March 6, 2002 The Daily Telegraph(London) by Roger HighfieldA BAN on mutton chops and lamb stew is being considered by Government scientists to prevent the possible spread of CJD.
Stopping consumption of lamb aged over a year, or "on the bone", is one of the options being looked at to reduce the risk of people developing variant Creutzfeldt-Jakob Disease, or "human BSE".
The measures would substantially cut the risk of BSE-infected sheep entering the food chain. However, there is no evidence yet that Britain's sheep have been infected with BSE and some measures could have a severe impact on farmers, the meat industry and rural communities struggling to rebuild their livelihoods after the foot and mouth crisis.
Options debated at a series of meetings were discussed yesterday by the Food Standards Agency and will be turned into a report for public consultation at the end of this month. The response will go before its board in May before the agency advises the Government.

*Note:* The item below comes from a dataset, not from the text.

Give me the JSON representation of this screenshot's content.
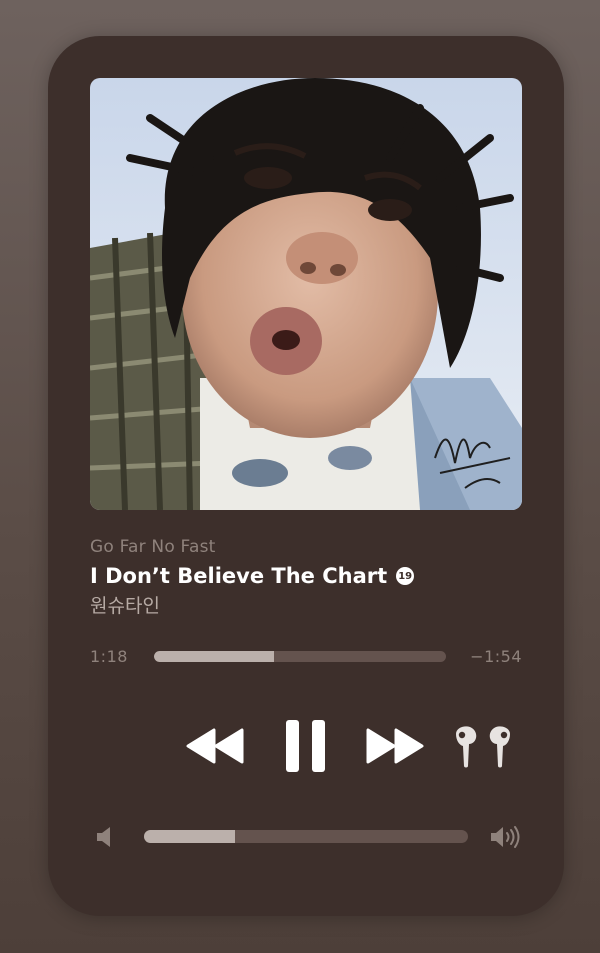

The agency said: "The risk remains theoretical and the agency is not advising against the consumption of lamb."
The head, spinal cord and spleen are already removed from the carcasses of sheep older than one year, and the spleen is removed from 6- to 12-month-old sheep.

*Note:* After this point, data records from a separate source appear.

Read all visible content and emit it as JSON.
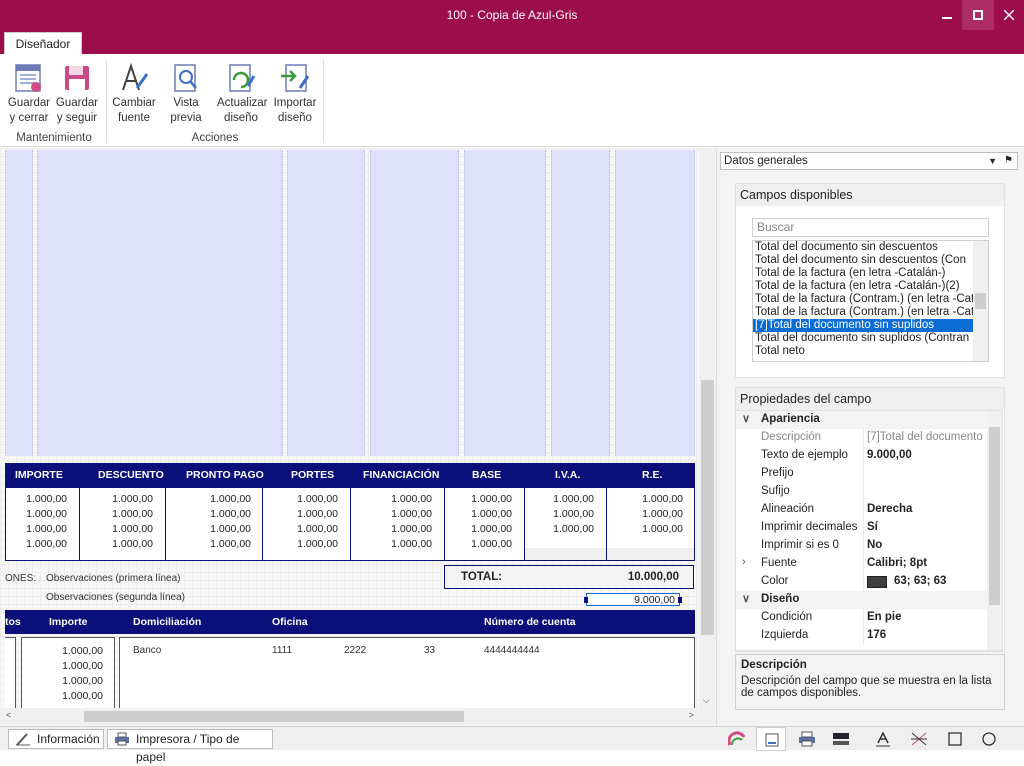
{
  "window": {
    "title": "100 - Copia de Azul-Gris"
  },
  "ribbon": {
    "tab": "Diseñador",
    "buttons": {
      "save_close_1": "Guardar",
      "save_close_2": "y cerrar",
      "save_continue_1": "Guardar",
      "save_continue_2": "y seguir",
      "change_font_1": "Cambiar",
      "change_font_2": "fuente",
      "preview_1": "Vista",
      "preview_2": "previa",
      "update_1": "Actualizar",
      "update_2": "diseño",
      "import_1": "Importar",
      "import_2": "diseño"
    },
    "groups": {
      "maintenance": "Mantenimiento",
      "actions": "Acciones"
    }
  },
  "designer": {
    "totals_headers": [
      "IMPORTE",
      "DESCUENTO",
      "PRONTO PAGO",
      "PORTES",
      "FINANCIACIÓN",
      "BASE",
      "I.V.A.",
      "R.E."
    ],
    "value": "1.000,00",
    "observations_label": "ONES:",
    "obs_line1": "Observaciones (primera línea)",
    "obs_line2": "Observaciones (segunda línea)",
    "total_label": "TOTAL:",
    "total_value": "10.000,00",
    "selected_value": "9.000,00",
    "payment_headers": [
      "tos",
      "Importe",
      "Domiciliación",
      "Oficina",
      "Número de cuenta"
    ],
    "payment_row": {
      "bank": "Banco",
      "office": "1111",
      "office2": "2222",
      "dc": "33",
      "account": "4444444444"
    }
  },
  "panel": {
    "combo": "Datos generales",
    "fields_title": "Campos disponibles",
    "search_placeholder": "Buscar",
    "fields": [
      "Total del documento sin descuentos",
      "Total del documento sin descuentos  (Con",
      "Total de la factura (en letra -Catalán-)",
      "Total de la factura (en letra -Catalán-)(2)",
      "Total de la factura (Contram.) (en letra -Cat",
      "Total de la factura (Contram.) (en letra -Cat",
      "[7]Total del documento sin suplidos",
      "Total del documento sin suplidos (Contran",
      "Total neto"
    ],
    "props_title": "Propiedades del campo",
    "cat_appearance": "Apariencia",
    "cat_design": "Diseño",
    "props": [
      {
        "name": "Descripción",
        "value": "[7]Total del documento"
      },
      {
        "name": "Texto de ejemplo",
        "value": "9.000,00"
      },
      {
        "name": "Prefijo",
        "value": ""
      },
      {
        "name": "Sufijo",
        "value": ""
      },
      {
        "name": "Alineación",
        "value": "Derecha"
      },
      {
        "name": "Imprimir decimales",
        "value": "Sí"
      },
      {
        "name": "Imprimir si es 0",
        "value": "No"
      },
      {
        "name": "Fuente",
        "value": "Calibri; 8pt"
      },
      {
        "name": "Color",
        "value": "63; 63; 63"
      }
    ],
    "design_props": [
      {
        "name": "Condición",
        "value": "En pie"
      },
      {
        "name": "Izquierda",
        "value": "176"
      }
    ],
    "desc_title": "Descripción",
    "desc_text": "Descripción del campo que se muestra en la lista de campos disponibles."
  },
  "status": {
    "info_tab": "Información",
    "printer_tab": "Impresora / Tipo de papel"
  },
  "colors": {
    "brand": "#9b0d4b",
    "header_blue": "#0b0f7a",
    "band": "#dfe1fb",
    "selection": "#0b6cd4",
    "swatch": "#3f3f3f"
  }
}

Around 16 per cent of the 16 million animals that are consumed are older than a year and one option is to remove them from the food chain since they would be more infective if they had contracted BSE.

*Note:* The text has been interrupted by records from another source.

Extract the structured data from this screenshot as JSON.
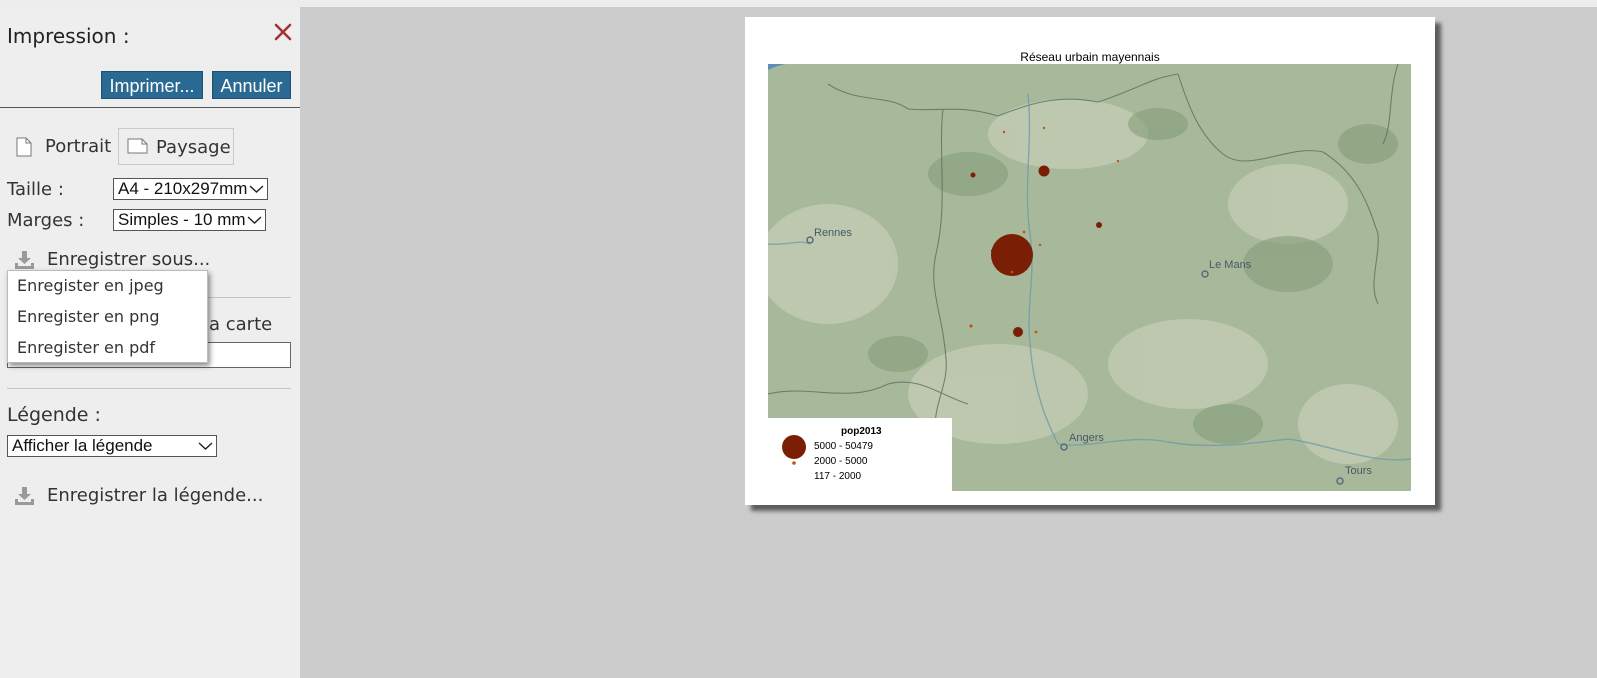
{
  "panel": {
    "title": "Impression :",
    "print_button": "Imprimer...",
    "cancel_button": "Annuler",
    "orientation": {
      "portrait": "Portrait",
      "landscape": "Paysage"
    },
    "size": {
      "label": "Taille :",
      "value": "A4 - 210x297mm"
    },
    "margins": {
      "label": "Marges :",
      "value": "Simples - 10 mm"
    },
    "save_as": "Enregistrer sous...",
    "save_menu": [
      "Enregister en jpeg",
      "Enregister en png",
      "Enregister en pdf"
    ],
    "map_title_label_partial": "a carte",
    "legend": {
      "label": "Légende :",
      "select_value": "Afficher la légende"
    },
    "save_legend": "Enregistrer la légende..."
  },
  "preview": {
    "map_title": "Réseau urbain mayennais",
    "places": [
      "Rennes",
      "Le Mans",
      "Angers",
      "Tours"
    ],
    "legend_title": "pop2013",
    "legend_classes": [
      "5000 - 50479",
      "2000 - 5000",
      "117 - 2000"
    ],
    "symbol_color": "#7a1f05"
  },
  "colors": {
    "button": "#2a6992",
    "close": "#a33333",
    "panel": "#eeeeee",
    "canvas": "#cccccc"
  },
  "icons": [
    "close-icon",
    "portrait-page-icon",
    "landscape-page-icon",
    "download-icon",
    "chevron-down-icon"
  ]
}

Other options, because spongiform disease spreads to a wider range of tissues in sheep compared with cattle, are stopping the use of intestines for sausages, meat from the bone, and lymph nodes. Don Thomas, managing director of Welsh Lamb & Beef, said any requirement to remove lymph nodes from sheep would be a disaster for all of Wales and many parts of England.
Removing lymph nodes would mean removing the femur - the main bone - from leg of lamb and probably the entire shoulder joint from shoulders of lamb, he said.
"The added cost of removing lymph nodes would price Welsh lamb out of the market. Welsh and hill lambs are small carcasses. Removing bones would make the remaining meat extremely expensive."
Mr Thomas added: "If there is a real risk of BSE in lamb and precautionary restrictions are being considered, then they should be implemented Europe-wide."
Removal of sheep over the age of one would cut the risk by around 75 per cent and combined with removal of intestines and lymph nodes would reduce the risk by around 95 per cent overall, said Prof Peter Smith, chairman of the Spongiform Encephalopathy Advisory Committee (SEAC) which advises the Government and has been discussing the measures.
A recent study by Imperial College concluded that the risk of contracting human BSE could now be much greater from eating lamb than beef, if sheep have also become infected with the disease.
Because relatively few sheep have been tested for BSE and because of the recent fiasco in which scientists looking for BSE spent four years studying cows' brains, the extent of its spread among sheep remains unknown.
A spokesman for the National Farmers' Union said there was no evidence of naturally occurring BSE in sheep and added: "Even so, the UK already enforces a programme of removing risk material as a similar safeguard to that in beef."